Big companies shouldn’t sell themselves short when it comes to innovating.
It’s become routine to assume that startups and smaller companies have an easier time developing innovative products and services than larger competitors, who are burdened by legacy infrastructure, bureaucratic processes and burdensome regulation. But large companies possess advantages over their smaller competitors, according to industry experts, if they can overcome internal challenges and leverage them.
Startups often focus on one idea, and if that idea fails, as most do, they have to start all over. But in terms of innovation, it’s best to have several ideas progressing simultaneously and to see which will succeed and which should be abandoned, said Alex Kazaks, head of innovation practice at McKinsey & Co. and a professor at Stanford’s Institute of Design.”The most successful innovators have a portfolio they’re culling,” Kazaks said. Large companies sometimes focus too much on one product or process and end up with an “innovation tunnel instead of an innovation funnel,” Kazaks said. Companies should keep a better balanced portfolio of projects to distribute risk.

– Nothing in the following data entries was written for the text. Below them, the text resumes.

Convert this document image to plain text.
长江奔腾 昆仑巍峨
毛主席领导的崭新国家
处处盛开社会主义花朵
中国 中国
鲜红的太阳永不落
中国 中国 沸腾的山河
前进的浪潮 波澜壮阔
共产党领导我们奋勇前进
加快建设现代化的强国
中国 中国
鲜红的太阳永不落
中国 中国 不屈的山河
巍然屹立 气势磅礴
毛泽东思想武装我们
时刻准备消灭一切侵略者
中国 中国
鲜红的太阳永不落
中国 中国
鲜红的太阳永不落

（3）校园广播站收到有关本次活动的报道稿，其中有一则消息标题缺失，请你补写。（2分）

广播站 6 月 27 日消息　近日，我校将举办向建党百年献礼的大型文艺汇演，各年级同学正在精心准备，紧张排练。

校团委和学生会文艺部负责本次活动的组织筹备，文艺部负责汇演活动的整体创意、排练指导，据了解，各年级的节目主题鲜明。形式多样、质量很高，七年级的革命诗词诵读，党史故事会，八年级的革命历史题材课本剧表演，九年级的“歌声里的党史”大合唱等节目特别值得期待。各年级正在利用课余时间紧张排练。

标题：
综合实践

Startups, by contrast, generally do just one thing. If that idea fails, they have to start all over — and most ideas do fail.
Big companies also have several things that startups usually cannot leverage: money, a known brand and a customer base. “The insights from a large customer base are stronger than a small customer base,” said Edward Niestat, managing director of Alix Partners.
Brad Jones, head of retail banking solutions at Equifax, echoed this sentiment. Equifax is facing increasing competition from smaller lenders looking to gain customers in the subprime space. But in a data-driven business, more is more, and Equifax has more data, “That’s our differentiator Jones said. “We have more consumer sources of data. Our database has 300 million tradelines. The little guys — they’re dealing with a very narrow scope.” Equifax’s data and methods are also compliant with the Fair Credit Reporting Act or FCRA, while many smaller lenders may not be, he said.
Similarly, many banking startups may develop their products without worrying about compliance, but if they want to bring financial services to consumers, regulators will come knocking sooner or later to determine whether the startup’s service is legit. The bigger players are already regulated and develop their solutions with that in mind.
There’s no question that smaller players have great ideas, but that doesn’t mean the big guys should only look to them for ideas. There are plenty of advantages that come from being large, if only the big players will leverage them properly.